Il doppio gioco di Molière tra arte teatrale e critica sociale raggiunge il culmine
in Alceste. Nota il filosofo Bergson: la sua stranezza ovvero estraneità alle regole
del mondo che lo circonda, «rende risibile la sua onestà». Egli è afflitto da una
monomania, voler dis-piacere a tutti con la fisima della verità, una rigidità
ripetitiva sospetta alla società, che lo rende comico assimilandolo alla marionetta.
All’opposto, Célimène è afflitta da una speculare monomania: voler piacere a tutti e
perciò vivere sempre in pubblico, dentro le conversazioni e i giochi della seduzione.
È questo narcisismo trionfante, secondo la mirabile lettura psicoanalitica di
Francesco Orlando, ciò che Alceste invidia e pertanto ricerca nella donna, in un
progressivo delirio di possesso a cui lei si sottrae continuamente, rifiutando di
rendere manifesto a tutti il suo amore per lui.

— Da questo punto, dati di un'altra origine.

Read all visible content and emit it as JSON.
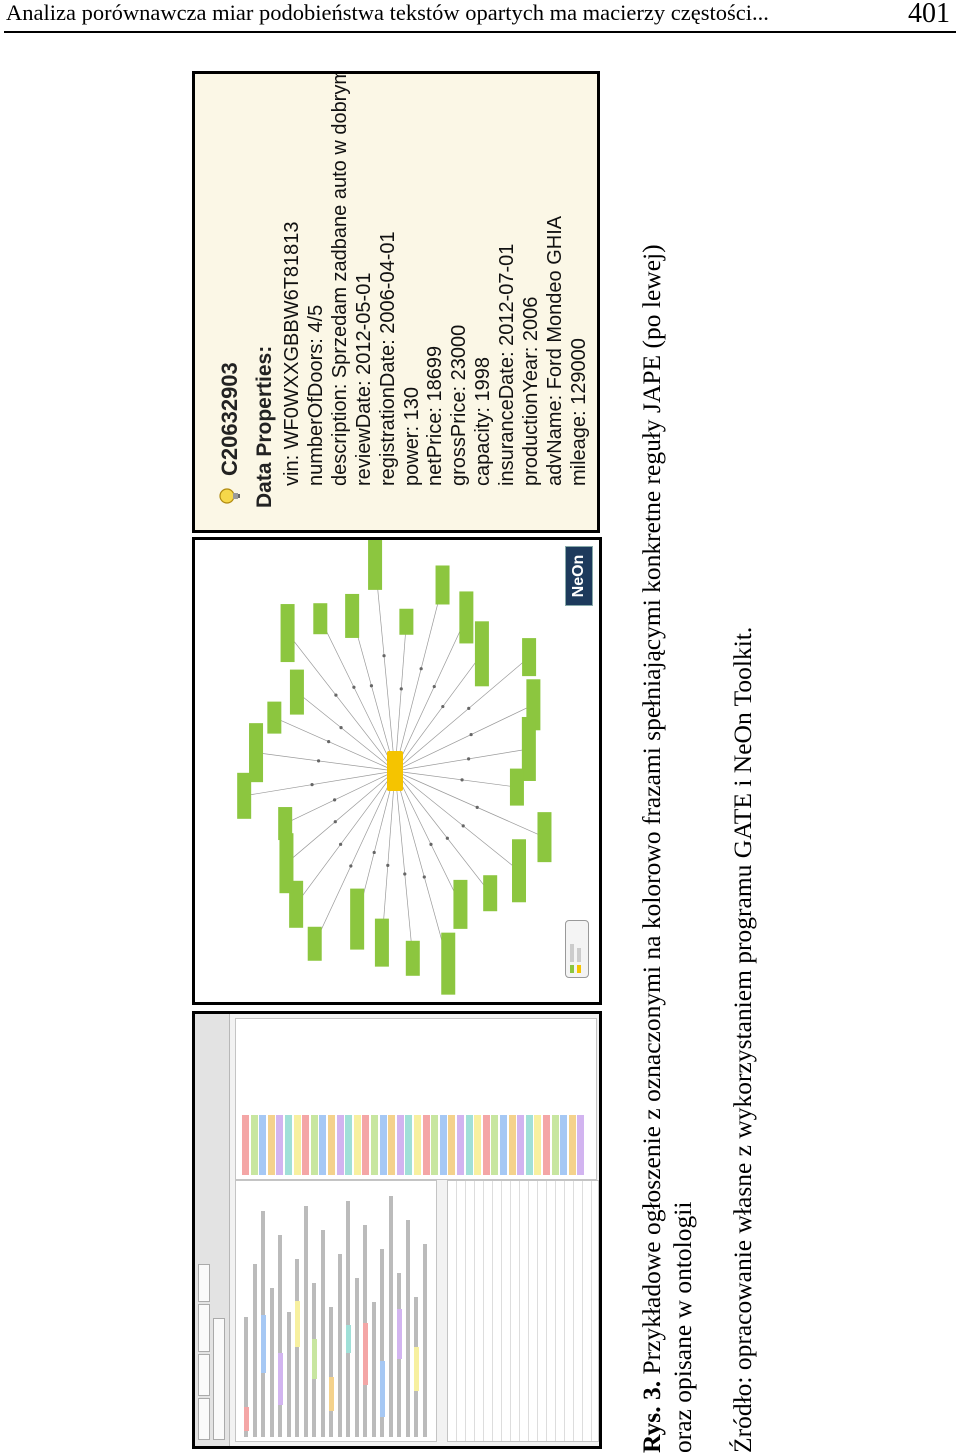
{
  "header": {
    "title": "Analiza porównawcza miar podobieństwa tekstów opartych ma macierzy częstości...",
    "page_number": "401"
  },
  "figure": {
    "properties_panel": {
      "individual_id": "C20632903",
      "section_label": "Data Properties:",
      "properties": [
        "vin: WF0WXXGBBW6T81813",
        "numberOfDoors: 4/5",
        "description: Sprzedam zadbane auto w dobrym stanie.",
        "reviewDate: 2012-05-01",
        "registrationDate: 2006-04-01",
        "power: 130",
        "netPrice: 18699",
        "grossPrice: 23000",
        "capacity: 1998",
        "insuranceDate: 2012-07-01",
        "productionYear: 2006",
        "advName: Ford Mondeo GHIA",
        "mileage: 129000"
      ]
    },
    "graph_panel": {
      "logo_text": "NeOn",
      "node_fill": "#8cc63f",
      "center_fill": "#f5c400",
      "edge_color": "#9a9a9a"
    },
    "gate_panel": {
      "highlight_colors": [
        "#f4a6a6",
        "#c8e6a0",
        "#a6c8f4",
        "#f4d28c",
        "#d2b4f0",
        "#a0e0d8",
        "#f7f0a0"
      ]
    },
    "caption": {
      "label": "Rys. 3.",
      "line1": "Przykładowe ogłoszenie z oznaczonymi na kolorowo frazami spełniającymi konkretne reguły JAPE (po lewej)",
      "line2": "oraz opisane w ontologii",
      "source": "Źródło: opracowanie własne z wykorzystaniem programu GATE i NeOn Toolkit."
    }
  }
}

La geometria dell’età cartesiana nasconde sotto la lucida superficie il ribollire degli
umori e delle passioni dell’anima. L’atrabiliare innamorato, un ruolo da farsa, è
una contraddizione in termini, per chi si proclama ricercatore della verità, della
ragione, della giustizia; assoluti laici che molière accosta insidiosamente con una
patologia amorosa, dai tratti masochistici. «Vi trovo ridicolo con quegli occhi da
padre e il tono del buffone che sbatte il vero in faccia» dice Célimène ad Alceste,
un giudizio di assurdità sociale o un suggerimento per il grande attore?